A pesar de las críticas de varios centenares de personas, que se sintieron invadidos al ver los helicópteros en el palacio presidencial, otros muchos haitianos llevaban días esperando con ansia su despliegue. «No tengo motivo para criticarlos, porque han venido a ayudarme. Eso es bueno, es un buen gesto», cuenta el joven Antenor Peterson.
A su lado, varios hombres proclaman que están contentos, mientras otro joven se acerca a preguntar «qué hay que hacer para alistarse».
Con una ciudad reducida a escombros, un número incontable de muertos y heridos, una ayuda internacional que no acaba de llegar a los cientos de miles que acampan en los parques y, sobre todo, el incremento de una de por sí ya elevada violencia, muchos suspiran aliviados desde que se ven patrullas y helicópteros sobrevolando la ciudad.
«Me alegra que hayan llegado.

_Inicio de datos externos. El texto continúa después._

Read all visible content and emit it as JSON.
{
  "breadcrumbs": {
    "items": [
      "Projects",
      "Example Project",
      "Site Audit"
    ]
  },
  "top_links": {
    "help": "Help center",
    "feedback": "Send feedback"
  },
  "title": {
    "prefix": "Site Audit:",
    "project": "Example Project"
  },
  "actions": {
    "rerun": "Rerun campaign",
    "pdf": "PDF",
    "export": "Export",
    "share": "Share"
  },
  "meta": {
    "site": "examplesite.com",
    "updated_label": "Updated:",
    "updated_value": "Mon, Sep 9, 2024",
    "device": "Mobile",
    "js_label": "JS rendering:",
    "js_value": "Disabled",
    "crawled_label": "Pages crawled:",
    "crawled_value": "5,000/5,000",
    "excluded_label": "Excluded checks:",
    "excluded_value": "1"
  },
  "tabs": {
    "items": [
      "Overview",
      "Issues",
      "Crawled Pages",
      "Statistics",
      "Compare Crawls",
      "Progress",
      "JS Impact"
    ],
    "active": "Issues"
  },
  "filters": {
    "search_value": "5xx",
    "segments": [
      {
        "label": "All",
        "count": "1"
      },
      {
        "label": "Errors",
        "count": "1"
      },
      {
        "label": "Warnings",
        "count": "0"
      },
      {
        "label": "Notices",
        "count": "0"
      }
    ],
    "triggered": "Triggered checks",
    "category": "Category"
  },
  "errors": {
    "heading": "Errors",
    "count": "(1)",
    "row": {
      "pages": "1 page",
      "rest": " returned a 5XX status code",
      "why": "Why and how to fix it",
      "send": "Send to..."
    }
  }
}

Van a ayudar a la gente y a estabilizar la situación. El Gobierno no puede hacer nada. Los haitianos necesitan a los estadounidenses», opina Cadet Luxon, un profesor de inglés.

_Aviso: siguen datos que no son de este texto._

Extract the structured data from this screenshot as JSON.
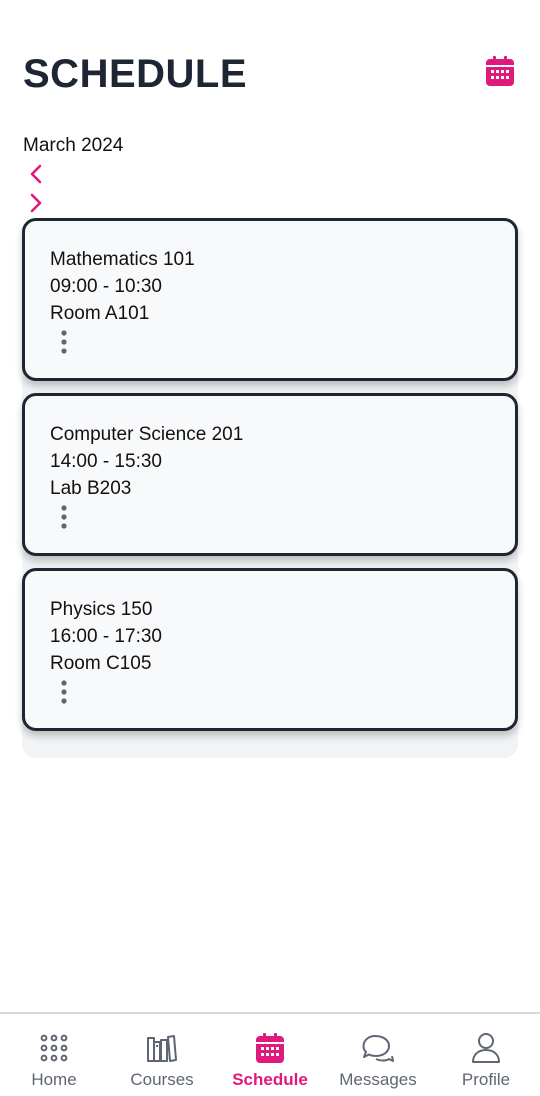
{
  "header": {
    "title": "SCHEDULE"
  },
  "calendar": {
    "month_label": "March 2024"
  },
  "classes": [
    {
      "name": "Mathematics 101",
      "time": "09:00 - 10:30",
      "room": "Room A101"
    },
    {
      "name": "Computer Science 201",
      "time": "14:00 - 15:30",
      "room": "Lab B203"
    },
    {
      "name": "Physics 150",
      "time": "16:00 - 17:30",
      "room": "Room C105"
    }
  ],
  "bottom_nav": {
    "items": [
      {
        "label": "Home",
        "icon": "grid-icon"
      },
      {
        "label": "Courses",
        "icon": "books-icon"
      },
      {
        "label": "Schedule",
        "icon": "calendar-icon",
        "active": true
      },
      {
        "label": "Messages",
        "icon": "chat-icon"
      },
      {
        "label": "Profile",
        "icon": "person-icon"
      }
    ]
  },
  "colors": {
    "accent": "#e0197d",
    "text_dark": "#1e2533",
    "nav_inactive": "#5f6673"
  }
}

El apoyo a su presencia llega desde los lugares más inesperados. «Son la última esperanza», sostiene Wawa, uno de los líderes del submundo en el suburbio de Aviation. Su «zona» lleva días sufriendo un incremento de la violencia, en parte porque el seísmo destruyó una cárcel que encerraba a líderes de las bandas más peligrosas.
«Creo que los marines van a desactivar las bandas», confía Wawa. «Los haitianos tienen miedo de los estadounidenses. Saben que no se andan con jueguecitos», dice el profesor Luxon, mientras se ajusta en su cabeza la flamante gorra militar de Estados Unidos que ha conseguido.